NEW YORK – Rupert Murdoch's News Corp plans to hire former AOL Chief Executive Jonathan Miller to supervise the media conglomerate's digital strategy, two News Corp media outlets reported and a source with knowledge of the situation confirmed.

Miller would oversee News Corp's online operations such as the MySpace social network and its investment in video website Hulu, according to a Wall Street Journal report on Friday.

Miller is bound by a non-compete agreement with his former employer, Time Warner Inc, which is why the source was not authorized to share the news on Saturday.

The agreement expires within days, according to Kara Swisher, who runs the Boomtown blog at News Corp's All Things Digital website. The announcement could come early next week, she wrote.

Miller, a partner at investment firm Velocity Interactive Group, left Time Warner Inc's AOL Internet service in 2006. He did not respond to an e-mailed request for comment.

Peter Levinsohn, who runs News Corp's Fox Interactive Media division -- including MySpace -- would take the top spot at the Fox film and TV studio, according to the Journal, which News Corp owns. Miller would report to Murdoch.
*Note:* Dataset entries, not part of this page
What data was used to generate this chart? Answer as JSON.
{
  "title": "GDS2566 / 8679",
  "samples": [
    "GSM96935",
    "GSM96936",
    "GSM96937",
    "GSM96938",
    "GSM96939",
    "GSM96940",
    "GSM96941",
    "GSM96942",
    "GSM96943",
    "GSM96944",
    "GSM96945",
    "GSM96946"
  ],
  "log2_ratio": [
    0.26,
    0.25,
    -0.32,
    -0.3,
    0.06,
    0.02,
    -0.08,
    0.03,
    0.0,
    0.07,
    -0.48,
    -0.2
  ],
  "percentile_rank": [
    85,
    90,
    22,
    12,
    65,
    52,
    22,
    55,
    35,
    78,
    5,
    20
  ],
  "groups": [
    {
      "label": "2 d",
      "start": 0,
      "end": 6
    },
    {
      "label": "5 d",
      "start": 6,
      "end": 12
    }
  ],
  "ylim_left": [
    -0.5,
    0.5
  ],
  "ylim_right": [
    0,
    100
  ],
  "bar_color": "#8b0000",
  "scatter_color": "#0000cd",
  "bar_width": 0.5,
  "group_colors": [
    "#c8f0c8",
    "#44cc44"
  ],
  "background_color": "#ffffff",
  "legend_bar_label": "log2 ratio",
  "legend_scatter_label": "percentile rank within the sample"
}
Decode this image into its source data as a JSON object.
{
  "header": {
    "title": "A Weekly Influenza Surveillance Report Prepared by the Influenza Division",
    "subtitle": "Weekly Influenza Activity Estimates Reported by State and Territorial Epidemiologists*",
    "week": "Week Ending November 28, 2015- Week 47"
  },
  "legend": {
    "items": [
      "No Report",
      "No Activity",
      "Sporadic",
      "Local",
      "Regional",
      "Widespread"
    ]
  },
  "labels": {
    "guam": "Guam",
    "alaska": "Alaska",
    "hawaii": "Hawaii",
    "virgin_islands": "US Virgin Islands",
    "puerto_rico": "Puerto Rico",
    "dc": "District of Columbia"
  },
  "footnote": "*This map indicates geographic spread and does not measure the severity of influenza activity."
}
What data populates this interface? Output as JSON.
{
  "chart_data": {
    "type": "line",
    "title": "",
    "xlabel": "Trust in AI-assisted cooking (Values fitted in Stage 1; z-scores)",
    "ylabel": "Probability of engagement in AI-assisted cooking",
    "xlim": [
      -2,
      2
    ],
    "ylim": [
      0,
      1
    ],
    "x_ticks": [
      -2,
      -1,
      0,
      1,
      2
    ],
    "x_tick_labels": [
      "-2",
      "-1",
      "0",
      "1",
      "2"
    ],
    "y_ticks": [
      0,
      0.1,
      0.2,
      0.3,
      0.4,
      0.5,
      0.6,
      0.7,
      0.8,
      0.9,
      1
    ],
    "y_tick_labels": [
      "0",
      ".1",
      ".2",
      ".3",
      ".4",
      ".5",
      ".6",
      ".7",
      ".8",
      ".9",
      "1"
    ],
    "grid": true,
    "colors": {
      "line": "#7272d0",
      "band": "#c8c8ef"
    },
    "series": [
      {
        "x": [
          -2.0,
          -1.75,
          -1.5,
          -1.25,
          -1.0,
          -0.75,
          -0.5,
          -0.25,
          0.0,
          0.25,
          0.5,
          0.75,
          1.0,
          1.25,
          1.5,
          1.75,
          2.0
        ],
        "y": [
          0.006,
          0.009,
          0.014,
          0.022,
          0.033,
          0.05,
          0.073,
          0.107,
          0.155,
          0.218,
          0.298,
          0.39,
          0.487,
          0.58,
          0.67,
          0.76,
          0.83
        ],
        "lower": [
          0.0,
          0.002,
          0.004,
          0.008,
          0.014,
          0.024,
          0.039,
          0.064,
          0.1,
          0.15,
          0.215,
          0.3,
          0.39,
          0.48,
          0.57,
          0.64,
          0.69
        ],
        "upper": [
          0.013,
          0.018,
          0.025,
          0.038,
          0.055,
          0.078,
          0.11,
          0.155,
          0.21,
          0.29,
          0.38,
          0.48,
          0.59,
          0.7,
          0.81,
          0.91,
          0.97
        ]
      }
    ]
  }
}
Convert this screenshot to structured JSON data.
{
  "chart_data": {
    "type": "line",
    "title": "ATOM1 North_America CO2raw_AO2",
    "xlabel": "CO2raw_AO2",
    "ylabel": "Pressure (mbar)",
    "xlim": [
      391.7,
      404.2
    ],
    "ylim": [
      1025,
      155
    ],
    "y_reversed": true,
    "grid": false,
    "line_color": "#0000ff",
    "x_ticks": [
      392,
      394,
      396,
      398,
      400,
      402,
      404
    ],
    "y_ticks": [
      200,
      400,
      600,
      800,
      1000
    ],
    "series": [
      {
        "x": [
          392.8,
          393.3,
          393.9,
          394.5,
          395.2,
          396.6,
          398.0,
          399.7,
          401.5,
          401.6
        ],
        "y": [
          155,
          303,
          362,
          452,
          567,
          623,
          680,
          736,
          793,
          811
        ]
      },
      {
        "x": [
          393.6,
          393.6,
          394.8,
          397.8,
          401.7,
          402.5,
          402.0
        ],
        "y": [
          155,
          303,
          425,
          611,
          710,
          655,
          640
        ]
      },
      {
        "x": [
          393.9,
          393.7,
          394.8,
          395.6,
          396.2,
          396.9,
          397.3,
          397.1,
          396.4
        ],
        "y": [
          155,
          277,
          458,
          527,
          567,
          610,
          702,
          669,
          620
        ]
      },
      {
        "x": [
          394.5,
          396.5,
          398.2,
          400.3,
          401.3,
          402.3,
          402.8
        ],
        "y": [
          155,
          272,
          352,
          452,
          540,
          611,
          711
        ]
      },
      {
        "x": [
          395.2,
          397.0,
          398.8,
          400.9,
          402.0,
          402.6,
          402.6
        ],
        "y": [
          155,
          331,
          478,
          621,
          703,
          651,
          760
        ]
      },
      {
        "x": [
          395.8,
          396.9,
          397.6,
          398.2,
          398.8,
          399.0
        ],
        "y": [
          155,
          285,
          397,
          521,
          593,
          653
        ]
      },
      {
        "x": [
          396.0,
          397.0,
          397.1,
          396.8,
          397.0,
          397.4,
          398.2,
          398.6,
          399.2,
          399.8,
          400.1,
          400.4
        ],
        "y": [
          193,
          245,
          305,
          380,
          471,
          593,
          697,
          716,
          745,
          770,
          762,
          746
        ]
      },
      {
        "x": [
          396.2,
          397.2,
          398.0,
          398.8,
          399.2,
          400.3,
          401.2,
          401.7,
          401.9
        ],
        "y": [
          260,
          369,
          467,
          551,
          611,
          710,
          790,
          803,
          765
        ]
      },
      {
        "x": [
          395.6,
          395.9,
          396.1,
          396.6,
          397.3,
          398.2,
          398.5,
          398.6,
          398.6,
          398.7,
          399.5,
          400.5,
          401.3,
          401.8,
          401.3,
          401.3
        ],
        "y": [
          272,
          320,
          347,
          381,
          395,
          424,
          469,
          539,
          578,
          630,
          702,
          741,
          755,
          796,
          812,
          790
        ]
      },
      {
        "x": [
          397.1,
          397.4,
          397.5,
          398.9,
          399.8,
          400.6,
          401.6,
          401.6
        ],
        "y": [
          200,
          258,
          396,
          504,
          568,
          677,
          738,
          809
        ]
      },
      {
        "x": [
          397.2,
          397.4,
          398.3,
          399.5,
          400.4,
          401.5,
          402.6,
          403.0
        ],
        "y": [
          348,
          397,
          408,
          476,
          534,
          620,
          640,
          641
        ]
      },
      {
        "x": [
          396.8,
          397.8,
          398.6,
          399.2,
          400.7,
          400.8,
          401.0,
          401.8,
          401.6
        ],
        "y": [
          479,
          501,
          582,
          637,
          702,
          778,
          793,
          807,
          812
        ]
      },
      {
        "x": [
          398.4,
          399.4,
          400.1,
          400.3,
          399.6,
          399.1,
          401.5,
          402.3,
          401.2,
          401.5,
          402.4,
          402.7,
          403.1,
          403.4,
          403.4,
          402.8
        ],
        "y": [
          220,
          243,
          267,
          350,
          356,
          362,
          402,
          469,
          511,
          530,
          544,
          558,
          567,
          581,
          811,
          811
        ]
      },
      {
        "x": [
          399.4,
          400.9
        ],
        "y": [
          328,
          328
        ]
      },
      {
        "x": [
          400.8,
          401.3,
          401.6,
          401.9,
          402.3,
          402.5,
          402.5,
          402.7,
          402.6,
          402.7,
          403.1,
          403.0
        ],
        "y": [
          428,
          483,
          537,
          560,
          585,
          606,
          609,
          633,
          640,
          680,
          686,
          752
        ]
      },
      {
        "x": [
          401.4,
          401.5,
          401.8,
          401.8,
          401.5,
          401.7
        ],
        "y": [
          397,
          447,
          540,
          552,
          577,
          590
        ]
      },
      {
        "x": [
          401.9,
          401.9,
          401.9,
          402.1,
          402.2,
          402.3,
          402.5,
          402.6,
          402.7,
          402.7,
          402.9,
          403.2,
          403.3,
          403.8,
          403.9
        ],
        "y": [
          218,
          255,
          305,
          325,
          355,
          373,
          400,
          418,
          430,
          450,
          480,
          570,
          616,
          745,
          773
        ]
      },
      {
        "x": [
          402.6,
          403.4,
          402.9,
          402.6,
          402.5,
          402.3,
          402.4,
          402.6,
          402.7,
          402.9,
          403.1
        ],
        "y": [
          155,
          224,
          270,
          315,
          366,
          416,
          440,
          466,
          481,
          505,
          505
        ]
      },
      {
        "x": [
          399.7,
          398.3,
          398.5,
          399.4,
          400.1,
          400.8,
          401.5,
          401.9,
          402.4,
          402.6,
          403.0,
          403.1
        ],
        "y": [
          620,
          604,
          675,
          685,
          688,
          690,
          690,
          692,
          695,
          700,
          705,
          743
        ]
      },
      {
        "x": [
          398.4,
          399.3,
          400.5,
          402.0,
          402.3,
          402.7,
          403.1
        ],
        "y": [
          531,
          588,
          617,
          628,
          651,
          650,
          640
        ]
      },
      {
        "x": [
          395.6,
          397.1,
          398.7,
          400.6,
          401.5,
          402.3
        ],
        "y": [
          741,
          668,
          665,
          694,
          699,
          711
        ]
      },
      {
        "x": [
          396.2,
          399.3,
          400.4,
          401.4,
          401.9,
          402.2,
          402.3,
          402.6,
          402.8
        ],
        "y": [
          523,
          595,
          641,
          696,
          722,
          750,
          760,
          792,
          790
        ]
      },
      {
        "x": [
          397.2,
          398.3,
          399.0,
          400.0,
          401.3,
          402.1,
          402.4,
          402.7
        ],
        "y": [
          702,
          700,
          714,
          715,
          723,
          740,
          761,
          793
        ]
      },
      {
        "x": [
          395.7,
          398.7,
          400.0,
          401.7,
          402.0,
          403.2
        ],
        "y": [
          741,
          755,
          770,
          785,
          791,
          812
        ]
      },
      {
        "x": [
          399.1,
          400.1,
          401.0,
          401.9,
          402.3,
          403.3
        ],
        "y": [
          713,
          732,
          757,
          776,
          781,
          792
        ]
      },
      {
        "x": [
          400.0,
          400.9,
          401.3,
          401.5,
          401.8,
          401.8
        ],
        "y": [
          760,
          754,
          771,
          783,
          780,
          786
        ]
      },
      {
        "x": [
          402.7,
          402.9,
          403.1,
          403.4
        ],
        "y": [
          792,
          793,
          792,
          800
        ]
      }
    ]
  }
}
A News Corp official also was not immediately available. The news, first reported by Nikki Finke on her Deadline Hollywood Daily blog, was also reported by Ross Levinsohn, Miller's partner at Velocity, on his own blog.

News Corp combined its film and TV production businesses earlier this month as News Corp's longtime chief operating officer and veteran Hollywood figure Peter Chernin prepares to leave later this year.

News Corp, which also owns the New York Post, the Sky Italia satellite TV network and newspapers in Britain and Australia, has struggled because of advertising revenue declines that have been exacerbated by recession.

The company has cut jobs and has drawn Wall Street's ire for keeping its ailing newspapers. Its shares have lost nearly half their value in the past 12 months but Miller could help restore Murdoch's reputation for prescience about the future of media.